Tomorrow's is A Level results day for students in the UK. The event is causing excitement, not just because it will determine students' university admissions but because the British Labour Party is promising to scrap predicted A-Level grades as the key determinant of university entry if it's elected. 

Irrespective of whether A-Levels will get you into a Russell Group University, will your grades get you a future graduate job in an investment bank?  Most banks don't stipulate minimum A Level grades, but the people they hired ten to have performed extraordinarily well in the exams taken by British 18 year-olds.

Senior bankers don't give their A Level grades on their CVs. Once you're a managing director at J.P. Morgan or a partner at Goldman Sachs, who cares what you achieved at A Level? We know that Michael Sherwood, the former head of Goldman Sachs in Europe, sat his A Levels prematurely at 16, but we don't know what he scored.

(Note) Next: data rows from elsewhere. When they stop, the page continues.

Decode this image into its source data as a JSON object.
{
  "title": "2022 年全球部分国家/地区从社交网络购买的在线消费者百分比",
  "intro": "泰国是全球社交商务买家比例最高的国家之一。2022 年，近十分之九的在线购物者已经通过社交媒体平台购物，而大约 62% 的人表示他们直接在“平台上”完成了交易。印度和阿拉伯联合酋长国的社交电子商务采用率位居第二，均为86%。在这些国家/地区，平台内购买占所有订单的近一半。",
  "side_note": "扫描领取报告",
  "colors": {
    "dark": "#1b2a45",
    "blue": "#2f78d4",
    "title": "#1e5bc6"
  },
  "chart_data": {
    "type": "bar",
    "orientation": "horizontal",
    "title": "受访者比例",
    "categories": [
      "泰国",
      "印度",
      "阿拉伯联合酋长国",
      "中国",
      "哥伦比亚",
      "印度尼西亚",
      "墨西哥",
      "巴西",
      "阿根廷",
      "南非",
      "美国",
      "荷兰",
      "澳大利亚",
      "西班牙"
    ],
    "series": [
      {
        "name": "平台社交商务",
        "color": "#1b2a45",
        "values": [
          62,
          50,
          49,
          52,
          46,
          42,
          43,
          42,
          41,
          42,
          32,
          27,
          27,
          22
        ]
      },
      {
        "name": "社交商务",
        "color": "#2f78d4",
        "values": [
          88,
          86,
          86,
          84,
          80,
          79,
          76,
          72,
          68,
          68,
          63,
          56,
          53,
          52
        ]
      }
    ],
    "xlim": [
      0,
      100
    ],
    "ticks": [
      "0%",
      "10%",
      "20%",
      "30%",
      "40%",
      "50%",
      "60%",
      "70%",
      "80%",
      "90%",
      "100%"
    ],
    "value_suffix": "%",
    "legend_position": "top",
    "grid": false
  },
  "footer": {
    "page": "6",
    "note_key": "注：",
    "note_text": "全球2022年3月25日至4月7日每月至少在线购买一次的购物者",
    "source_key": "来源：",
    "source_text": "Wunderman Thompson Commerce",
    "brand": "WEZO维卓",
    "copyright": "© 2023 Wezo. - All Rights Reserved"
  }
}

Students joining banks in London do specify their A level results, however.  Wajih Ahmed, the associate-level inflation trader at Goldman Sachs with a reputation for completing his internship project in two hours, scored 99% in his maths A level aged 10 before scoring 97% in further maths A level aged 11. Aged 13, he got an A in his chemistry A level. Aged 14, he got an A* at physics A level. He began studying economics at Southampton University aged 14, and aged only 17 was the university's youngest ever graduate, with a first class degree and an 86% overall pass rate. 

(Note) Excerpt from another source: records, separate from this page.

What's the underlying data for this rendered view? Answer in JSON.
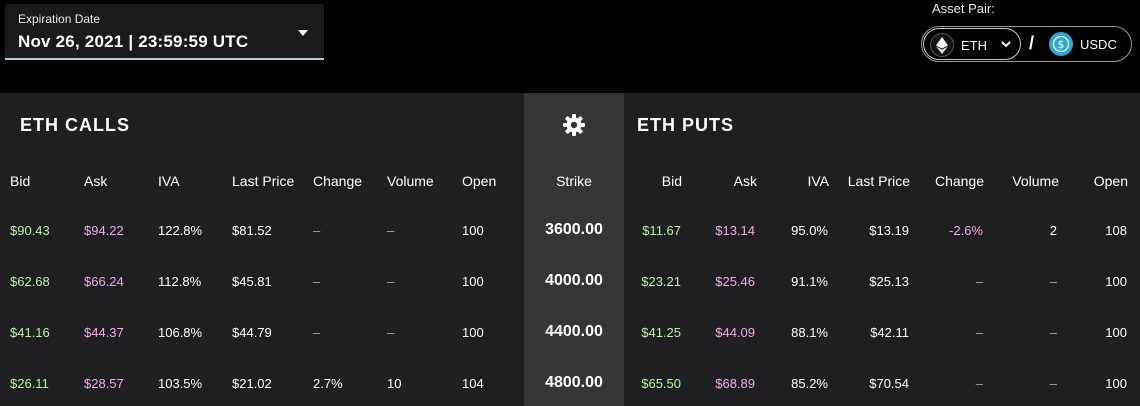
{
  "expiration": {
    "label": "Expiration Date",
    "value": "Nov 26, 2021 | 23:59:59 UTC"
  },
  "asset_pair": {
    "label": "Asset Pair:",
    "base": "ETH",
    "separator": "/",
    "quote": "USDC"
  },
  "calls": {
    "title": "ETH CALLS",
    "headers": [
      "Bid",
      "Ask",
      "IVA",
      "Last Price",
      "Change",
      "Volume",
      "Open"
    ],
    "rows": [
      {
        "bid": "$90.43",
        "ask": "$94.22",
        "iva": "122.8%",
        "last": "$81.52",
        "change": "–",
        "volume": "–",
        "open": "100"
      },
      {
        "bid": "$62.68",
        "ask": "$66.24",
        "iva": "112.8%",
        "last": "$45.81",
        "change": "–",
        "volume": "–",
        "open": "100"
      },
      {
        "bid": "$41.16",
        "ask": "$44.37",
        "iva": "106.8%",
        "last": "$44.79",
        "change": "–",
        "volume": "–",
        "open": "100"
      },
      {
        "bid": "$26.11",
        "ask": "$28.57",
        "iva": "103.5%",
        "last": "$21.02",
        "change": "2.7%",
        "volume": "10",
        "open": "104"
      }
    ]
  },
  "strike": {
    "header": "Strike",
    "values": [
      "3600.00",
      "4000.00",
      "4400.00",
      "4800.00"
    ]
  },
  "puts": {
    "title": "ETH PUTS",
    "headers": [
      "Bid",
      "Ask",
      "IVA",
      "Last Price",
      "Change",
      "Volume",
      "Open"
    ],
    "rows": [
      {
        "bid": "$11.67",
        "ask": "$13.14",
        "iva": "95.0%",
        "last": "$13.19",
        "change": "-2.6%",
        "volume": "2",
        "open": "108"
      },
      {
        "bid": "$23.21",
        "ask": "$25.46",
        "iva": "91.1%",
        "last": "$25.13",
        "change": "–",
        "volume": "–",
        "open": "100"
      },
      {
        "bid": "$41.25",
        "ask": "$44.09",
        "iva": "88.1%",
        "last": "$42.11",
        "change": "–",
        "volume": "–",
        "open": "100"
      },
      {
        "bid": "$65.50",
        "ask": "$68.89",
        "iva": "85.2%",
        "last": "$70.54",
        "change": "–",
        "volume": "–",
        "open": "100"
      }
    ]
  },
  "icons": {
    "dropdown": "caret-down-icon",
    "eth": "ethereum-logo-icon",
    "usdc": "usdc-logo-icon",
    "chevron": "chevron-down-icon",
    "settings": "gear-icon"
  },
  "colors": {
    "bid": "#b8f2a5",
    "ask": "#f1a8ea",
    "panel": "#1f1f21",
    "strike_panel": "#353537",
    "accent_line": "#a9d3dc",
    "usdc": "#2ea8d6"
  }
}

Ahmed is some sort of exception, but most juniors in banks have impressive A level results. The average number of UCAS points for summer interns? Around 530. For anyone not immediately familiar with the UK points system, that's about 3 A*s and an A as you leave high school (top grades, in other words). 

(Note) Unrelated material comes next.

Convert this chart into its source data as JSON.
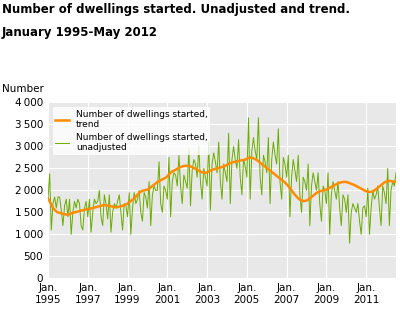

Nor can you get away with bad A levels if you want to work in an operations or accounting job in an investment bank. In operations, UCAS points are lower, but not low. For example, interns working in Goldman Sachs' control division have 320 UCAS points. Operations and collateral management interns at J.P. Morgan have 360 and 480 UCAS points respectively.

There are occasional exceptions to the A Level rule in banking. For example, Joanne Hannaford, the EMEA head of technology at Goldman Sachs, didn't do A levels at all, but studied a more vocational BTEC and HND before going on to do a PhD in computer science at University College London.